Rheumatologists need to do more to teach the broader medical profession about the safe use of methotrexate, a leading rheumatologist says in light of new safety warnings.
Dr David Liew, a consultant rheumatologist and clinical pharmacology fellow at Austin Health in Melbourne, has rejected a coroner’s call for tighter restrictions on methotrexate prescribing but says greater awareness is needed across the profession on safely prescribing the immunosuppressant.
It comes after a Victorian coroner called for the introduction of authority prescribing to discourage GPs from initiating the drug, following the death of an elderly man whose GP initiated him on a high daily dose for psoriasis without performing blood tests.
At the same time, the TGA has issued another warning over the dangers of methotrexate misadventure, detailing 28 cases in which patients took incorrect doses, in some cases causing their deaths.
The cases up to March 2018 logged on the medicine watchdog’s adverse events database, show the most common error involved patients taking methotrexate daily, causing adverse effects including thrombocytopenia, stomatitis, mucosal inflammation and gastrointestinal effects.
Other reported reasons for errors included patients confusing the medicine with another that was co-prescribed (such as folic acid) communication problems for those from non-English speaking backgrounds, and pharmacist dispensing, and administration or instructions given by health professionals.
Dr Liew said the TGA figures were likely just the tip of the iceberg given of adverse events are grossly underreported.
But it was also not surprising, because despite the drug being used in Australia for many years, it involves a relatively complicated regimen for many patients.

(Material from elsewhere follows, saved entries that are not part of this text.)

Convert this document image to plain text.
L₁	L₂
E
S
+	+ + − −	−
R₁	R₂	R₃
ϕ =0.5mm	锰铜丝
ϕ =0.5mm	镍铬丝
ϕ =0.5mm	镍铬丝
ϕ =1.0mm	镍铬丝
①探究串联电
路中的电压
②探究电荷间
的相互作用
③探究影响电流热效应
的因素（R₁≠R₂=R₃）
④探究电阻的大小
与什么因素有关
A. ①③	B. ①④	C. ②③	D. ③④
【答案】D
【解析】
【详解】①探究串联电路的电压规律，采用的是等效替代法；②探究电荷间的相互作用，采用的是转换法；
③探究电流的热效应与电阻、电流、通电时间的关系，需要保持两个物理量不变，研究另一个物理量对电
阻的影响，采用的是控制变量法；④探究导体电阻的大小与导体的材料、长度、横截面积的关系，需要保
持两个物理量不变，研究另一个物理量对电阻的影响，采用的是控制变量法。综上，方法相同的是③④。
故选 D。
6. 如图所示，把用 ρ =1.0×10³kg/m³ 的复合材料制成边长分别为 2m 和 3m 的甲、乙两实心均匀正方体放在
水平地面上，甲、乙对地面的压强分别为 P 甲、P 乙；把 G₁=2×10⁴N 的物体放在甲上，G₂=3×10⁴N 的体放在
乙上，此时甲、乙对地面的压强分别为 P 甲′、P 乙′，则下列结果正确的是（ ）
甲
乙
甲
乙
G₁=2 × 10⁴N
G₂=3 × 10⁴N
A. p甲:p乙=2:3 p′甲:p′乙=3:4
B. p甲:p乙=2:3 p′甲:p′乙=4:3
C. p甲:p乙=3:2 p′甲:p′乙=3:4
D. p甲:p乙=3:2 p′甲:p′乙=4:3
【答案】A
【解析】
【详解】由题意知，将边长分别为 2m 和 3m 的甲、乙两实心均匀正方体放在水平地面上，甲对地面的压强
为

In its Medicines Safety Update the TGA announced it was working with the methotrexate manufacturer on new warnings for cartons, stating “caution: usual dose is once weekly” and stronger warnings in product information.
The TGA also advises prescribers to and pharmacists to relay these messages to patients.
Dr Liew said the regulatory approach was an important foundation to the safe approach of the drug as a mandated minimum standard.
“But I think all rheumatologists know we need to do more than that, and I think we want to make sure everyone else in the medical sphere is aware that methotrexate is a drug that needs to be taken seriously,” he told the limbic.
“I think we need to work better on communication, that came through in the TGA report, most of the problems come through in communication and the number of people around the country who have been working on more standardised methotrexate introduction plans, like what’s come out of Brisbane, is fairly clear, and I think we need to try and adopt that on a broader scale.
“While we expect our GP colleagues to help us co-manage methotrexate, at the same time we don’t have a standardised way as a specialty of communicating with them about that.”
He also warned against a heavy-handed approach, such as a recommendation by the Victorian coroner to introduce authority prescribing for methotrexate in a bid to discourage busy GPs from prescribing it.
Dr Liew said while the blanket rule was that GPs should not initiate methotrexate, they could safely do so in collaboration with a specialist who was familiar with the drug and in the context of their particular patient.
Any regulatory approach that curtailed this capacity could disadvantage rural patients, leaving them unable to start methotrexate in a timely manner.
“I don’t think we can rely on regulation to safeguard us against everything, so on that basis I don’t think I can support that suggestion in its current form,” Dr Liew told the limbic.
“I do think we need to improve education around methotrexate and it needs to be clear that it’s not acceptable for GPs to initiate without discussion with a specialist who is familiar with its use.”